Emerging from the convent doorway, we came into the main street of the city, and there we
first saw evidences of the terrible strife that had taken place. The walls of many houses
were still spattered with blood, and here and there lay a contorted corpse, while the
flocks of carrion crows, circling overhead and waddling
 through the street, betokened that a ghastly banquet had been prepared for them by the
human brutes who had invaded this peaceful place and put its people to the sword.
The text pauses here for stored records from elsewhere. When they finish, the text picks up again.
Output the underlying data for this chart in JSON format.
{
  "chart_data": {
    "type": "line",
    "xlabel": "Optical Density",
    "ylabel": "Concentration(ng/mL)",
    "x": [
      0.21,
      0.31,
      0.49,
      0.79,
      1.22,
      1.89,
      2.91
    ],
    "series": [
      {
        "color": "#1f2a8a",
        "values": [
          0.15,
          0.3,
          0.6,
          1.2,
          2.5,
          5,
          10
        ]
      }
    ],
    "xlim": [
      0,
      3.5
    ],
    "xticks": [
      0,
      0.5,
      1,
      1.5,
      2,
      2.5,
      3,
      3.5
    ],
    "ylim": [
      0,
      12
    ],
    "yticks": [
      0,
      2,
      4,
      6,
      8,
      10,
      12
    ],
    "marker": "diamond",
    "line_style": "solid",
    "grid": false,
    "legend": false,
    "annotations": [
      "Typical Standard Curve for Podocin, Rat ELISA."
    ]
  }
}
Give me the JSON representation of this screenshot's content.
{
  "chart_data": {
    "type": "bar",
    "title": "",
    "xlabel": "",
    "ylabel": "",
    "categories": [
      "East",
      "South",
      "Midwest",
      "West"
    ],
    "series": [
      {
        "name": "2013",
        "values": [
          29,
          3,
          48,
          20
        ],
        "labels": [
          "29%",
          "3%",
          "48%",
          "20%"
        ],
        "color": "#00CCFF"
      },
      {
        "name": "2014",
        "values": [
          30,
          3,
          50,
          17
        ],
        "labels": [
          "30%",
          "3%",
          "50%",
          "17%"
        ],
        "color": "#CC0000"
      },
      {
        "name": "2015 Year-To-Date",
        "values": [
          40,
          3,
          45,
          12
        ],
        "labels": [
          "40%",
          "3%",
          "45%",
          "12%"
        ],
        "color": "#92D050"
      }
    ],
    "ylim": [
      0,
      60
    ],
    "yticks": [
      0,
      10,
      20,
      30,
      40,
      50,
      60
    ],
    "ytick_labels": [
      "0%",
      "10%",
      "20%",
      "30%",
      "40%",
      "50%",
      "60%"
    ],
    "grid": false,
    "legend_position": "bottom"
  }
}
"Don't you think, ma'am, you 'd better go back and wait for us in the convent?" asked Eli
of the senorita.
"Yes, please, do," I also entreated, for I feared, as did Eli, that the scenes which we
knew could not but soon be disclosed would cause her infinite pain, and perhaps be more
than she could bear. But she shook her head, though her face blanched and her lips were
too rigid for her to form a word in reply.
Finally, she whispered: "I must go on with you. The worst, I know, has happened, and we
may find our friends and neighbors slain, all of them; but I cannot stay alone." We said
no more, but again took up our march for the fort, our hearts almost stilled with
I would fain not tell what we found there, but the slain lay in heaps around the walls.
 And—the most fearsome sight that heaven ever looked upon—there lay the nuns
and maidens who had been driven by heartless Morgan to their death. It was like a second
massacre of Saint Ursula and her hapless virgins, and I thought the senorita would die of
heartbreak as she groped her way about, finding here a friend and there one who had been a
companion, amongst the scores who had been so ruthlessly cut down.